VLDB Journal

Growing triples on trees: An XML-RDF hybrid model for annotated documents

View publication


Since the beginning of the Semantic Web initiative, significant efforts have been invested in finding efficient ways to publish, store, and query metadata on the Web. RDF and SPARQL have become the standard data model and query language, respectively, to describe resources on the Web. Large amounts of RDF data are now available either as stand-alone datasets or as metadata over semi-structured (typically XML) documents. The ability to apply RDF annotations over XML data emphasizes the need to represent and query data and metadata simultaneously. We propose XR, a novel hybrid data model capturing the structural aspects of XML data and the semantics of RDF, also enabling us to reason about XML data. Our model is general enough to describe pure XML or RDF datasets, as well as RDF-annotated XML data, where any XML node can act as a resource.
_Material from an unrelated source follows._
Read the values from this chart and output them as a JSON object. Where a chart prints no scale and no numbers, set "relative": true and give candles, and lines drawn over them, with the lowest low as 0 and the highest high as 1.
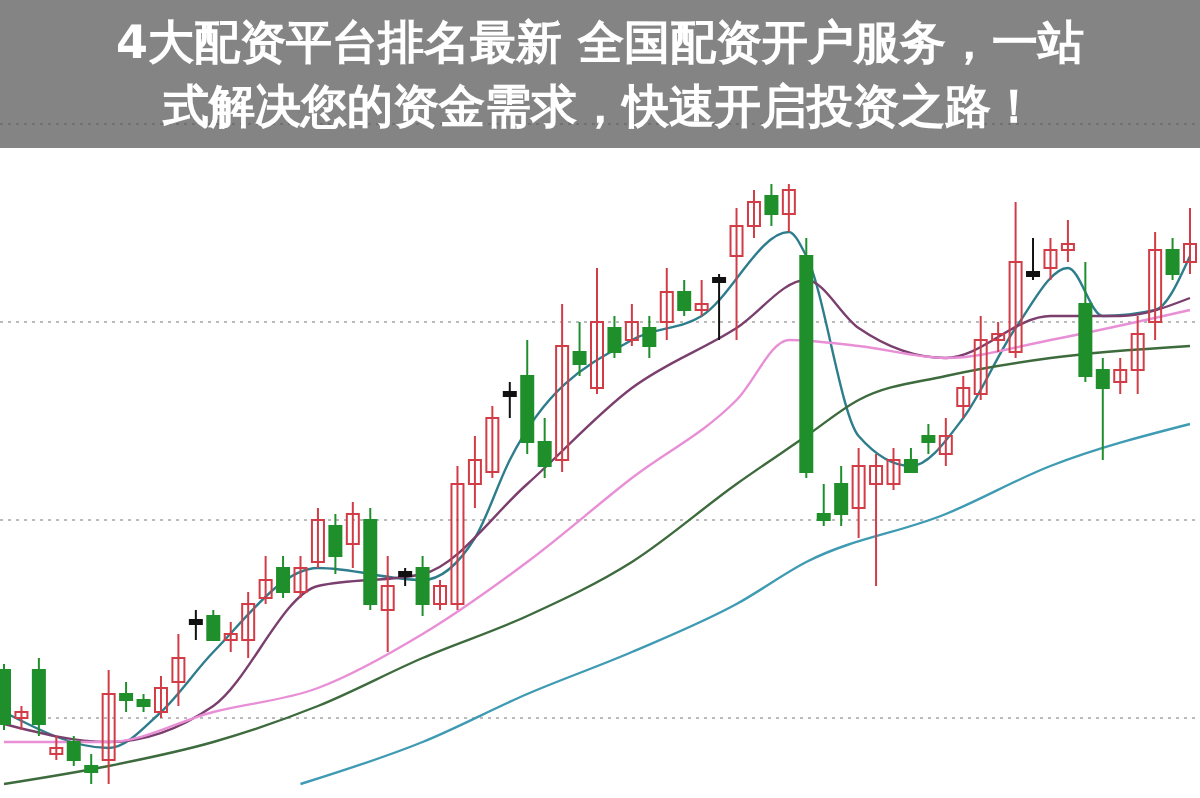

This data model comes with the XRQ query language that combines features of both XQuery and SPARQL. To demonstrate the feasibility of this hybrid XML-RDF data management setting, and to validate its interest, we have developed an XR platform on top of well-known data management systems for XML and RDF. In particular, the platform features several XRQ query processing algorithms, whose performance is experimentally compared. © 2013 Springer-Verlag Berlin Heidelberg.